New Zealand fans’ reaction is understandable of course – not long ago he had partnered Williamson in a tremendous stand that helped New Zealand defy India for long hours and win the world Test championship. Mumbai’s knock would have seemed bizarre and perhaps a touch self-destructive.

But in some sense, for us who have watched him in India, the failure wasn’t an anomaly. He averages barely 21 from 10 Tests in India. Defensive prods haven’t helped him either. Willing to look ugly hasn’t helped. Willing himself into a scrap as he tried in Kanpur hasn’t done much. His game just doesn’t have the wheels necessary to hum along in India. This was his last knock in India. Over 500 runs were needed on a track where a fellow Kiwi got 14 wickets. Over the years, he had tried everything in India and failed. Why not for one last hurray go for it pirate style, go down swinging. At least try.

Yes, he could have waited to adjust to the bounce and turn a tad longer. And all the associated cries of sense and rationality. But on a day like this, with the curtain slowly coming down on his career, a bit of self-indulgence can’t be surely held against him? More so since nothing much has worked for him in this country before. And once you get into plunder-runs-or-get-out mood, sensible aggression and calculated risks fly out of the brain. It can get scrambled.

Has he overachieved or underachieved in Tests?

An average of 44.87 is about par with his talent. His detractors and fans cherry pick. The former go after his averages in South Africa (7.83 ) and India (21.15), but his fans like to remember the good times — 41.73 in Australia and 40.62 in England. South Africa is a bit skewed, though. He played four Tests – 2 in 2007 and 2 in 2016 and was run out twice.

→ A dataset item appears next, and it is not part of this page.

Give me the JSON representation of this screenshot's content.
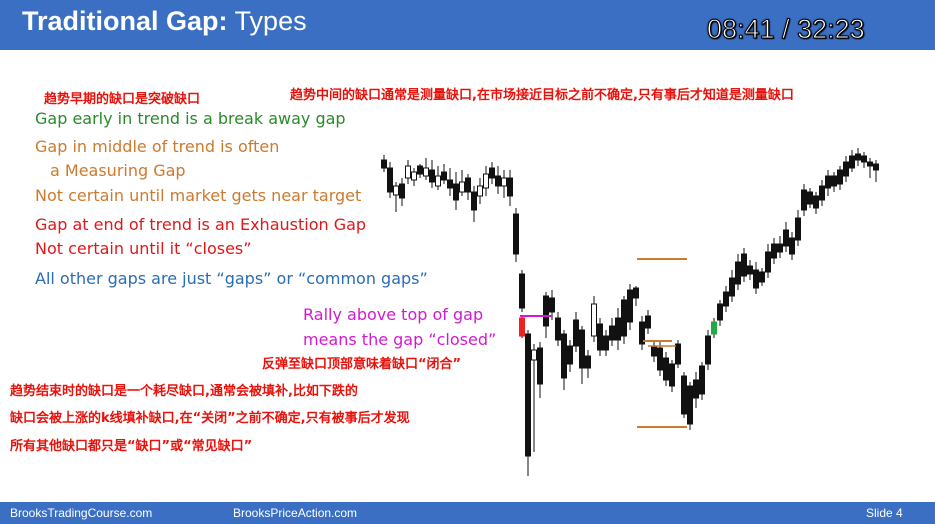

With his game, the inconsistency was a given but he has roused himself to produce the special hair-raising knocks. Just when he was about to be sacked as a Test captain, in a palace-coup of sorts which emotionally affected his mentor Martin Crowe so much that he burned his Test blazer in protest, Taylor smashed a brilliant hundred in Sri Lanka to win a Test. Even the coach Tim Hesson, instrumental in the sacking, called it a “genius of an innings”. Taylor was a popular figure and Hesson had hate-mail and had “faeces put on my front door” in the aftermath of the sacking.

But this isn’t intended to be a career appraisal but to try to understand the ‘Mumbai harakiri’.

With his iffy defensive game, grafting on turners has been unsurprisingly not easy. The bat comes down from gully almost, the front leg is always stretching across and he then has to adjust both – the feet and the hands – to get some wood in the way of the leather. Not a surprise that he can push inside or outside the line. His front foot poses the threat of lbw. His hands threaten to warm the palms of the close-in fielders. The average of 21.15 then isn’t a surprise. He also has the tendency to start badly in a series before slowly peaking. With New Zealand getting two-Tests series, he can’t afford slow starts.

So, on a final Test knock in a country where he has tried everything and failed, where he doesn’t have the game to hold up the fort on turners, especially at this stage in his career, one manic blood rush should not be held against him. One slog sweep for the road. Who can grudge him that?